Gold T, Williams Setareh A, Weiss Richard J, Wang Yamei, Watkins Christopher, Carroll James, Middleton Chloe, Silverman Stuart
Duke University Medical Center, Duke University, Durham, NC, USA.
Radius Health, Inc., Waltham, MA, USA.
J Drug Assess. 2019 Oct 9;8(1):175-183. doi: 10.1080/21556660.2019.1677674. eCollection 2019.

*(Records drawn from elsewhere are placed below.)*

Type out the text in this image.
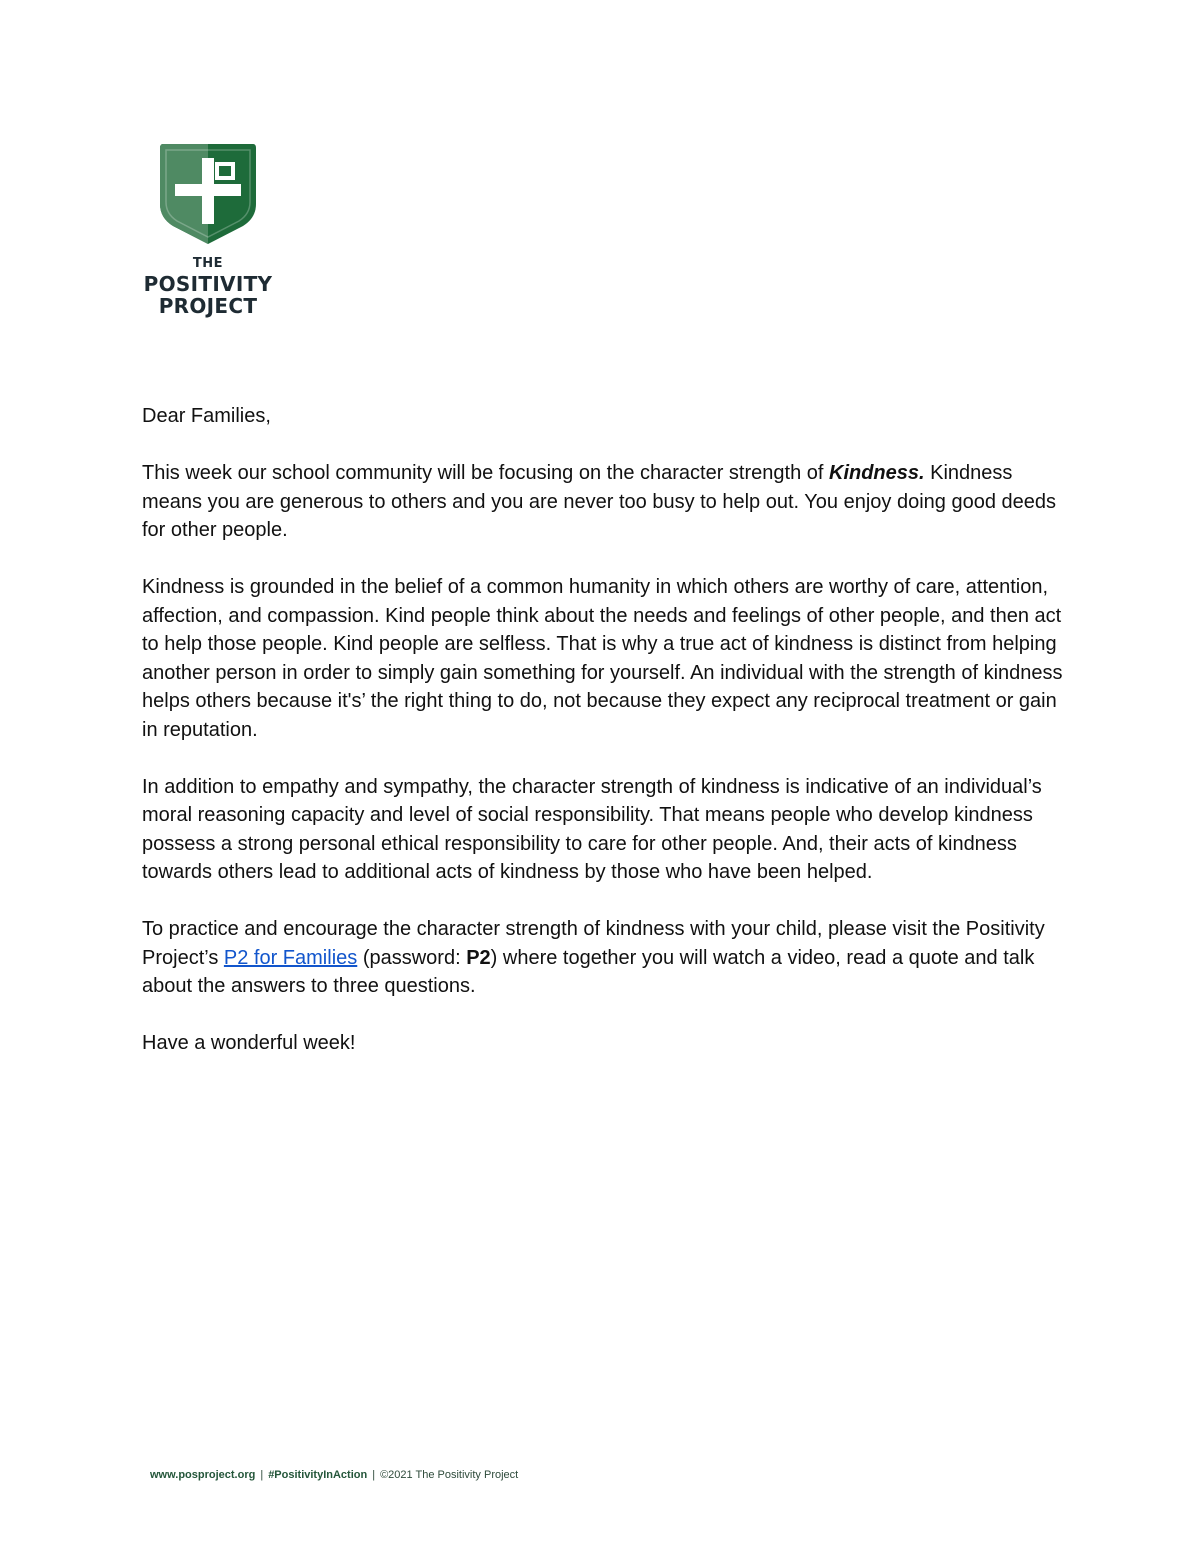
THE
POSITIVITY
PROJECT

Dear Families,

This week our school community will be focusing on the character strength of Kindness. Kindness means you are generous to others and you are never too busy to help out. You enjoy doing good deeds for other people.

Kindness is grounded in the belief of a common humanity in which others are worthy of care, attention, affection, and compassion. Kind people think about the needs and feelings of other people, and then act to help those people. Kind people are selfless. That is why a true act of kindness is distinct from helping another person in order to simply gain something for yourself. An individual with the strength of kindness helps others because it's’ the right thing to do, not because they expect any reciprocal treatment or gain in reputation.

In addition to empathy and sympathy, the character strength of kindness is indicative of an individual’s moral reasoning capacity and level of social responsibility. That means people who develop kindness possess a strong personal ethical responsibility to care for other people. And, their acts of kindness towards others lead to additional acts of kindness by those who have been helped.

To practice and encourage the character strength of kindness with your child, please visit the Positivity Project’s P2 for Families (password: P2) where together you will watch a video, read a quote and talk about the answers to three questions.

Have a wonderful week!

www.posproject.org | #PositivityInAction | ©2021 The Positivity Project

To evaluate the impact of osteoporosis-related fractures on health-related quality of life (HRQoL). Data were obtained from the 2016 Adelphi US Osteoporosis Disease Specific Programme™, a cross-sectional survey of physicians and their male and female patients with osteoporosis. Patient-reported outcomes (PRO) measures included the European Quality of Life 5 Domains (EQ-5D), European Quality of Life Visual Analog Scale (EQ-VAS), and Osteoporosis Assessment Questionnaire short-version (OPAQ-SV; physical, emotional, and symptom domains). Associations between PRO scores and the number and site of fractures were evaluated using ANOVA. Multivariate analyses were conducted using linear regression. Physicians provided records for 1848 patients with osteoporosis. Of these, 981 (53.1%) completed the patient survey, data for the number of fractures were available for 935/981 (95.3%), and 185/935 (19.8%) had a history of fracture. Experiencing fractures significantly influenced scores on all PRO measures ( < .0001). Hip and spine fractures were associated with the greatest reduction in most PRO scores. The number of fractures, age, body mass index, and Charlson Comorbidity Index (CCI) were significantly associated with PRO measures ( < .05) in multivariate analyses. In patients with a fracture, fracture site, CCI, gender (EQ-5D and EQ-VAS), and age (OPAQ-SV physical only) were significantly associated with PRO measures. In patients with osteoporosis, fractures are associated with lower HRQoL and lower overall health status. Fracture history, fracture site, age, and comorbidity burden significantly influence HRQoL in individuals with osteoporosis. These data suggest the need for interventions to reduce the risk of fractures in patients with osteoporosis.
评估骨质疏松性骨折对健康相关生活质量(HRQoL)的影响。数据来自2016年美国阿德尔菲骨质疏松症特定疾病项目™,这是一项针对医生及其患有骨质疏松症的男性和女性患者的横断面调查。患者报告结局(PRO)指标包括欧洲生活质量5维度量表(EQ-5D)、欧洲生活质量视觉模拟量表(EQ-VAS)以及骨质疏松症评估问卷简版(OPAQ-SV;身体、情感和症状领域)。使用方差分析评估PRO分数与骨折数量和部位之间的关联。采用线性回归进行多变量分析。医生提供了1848例骨质疏松症患者的记录。其中,981例(53.1%)完成了患者调查,935/981例(95.3%)有骨折数量数据,185/935例(19.8%)有骨折病史。经历骨折对所有PRO指标的分数有显著影响(<0.0001)。髋部和脊柱骨折与大多数PRO分数的最大降幅相关。在多变量分析中,骨折数量、年龄、体重指数和查尔森合并症指数(CCI)与PRO指标显著相关(<0.05)。在有骨折的患者中,骨折部位、CCI、性别(EQ-5D和EQ-VAS)以及年龄(仅OPAQ-SV身体领域)与PRO指标显著相关。在骨质疏松症患者中,骨折与较低的HRQoL和较低的整体健康状况相关。骨折病史、骨折部位、年龄和合并症负担显著影响骨质疏松症患者的HRQoL。这些数据表明需要采取干预措施以降低骨质疏松症患者的骨折风险。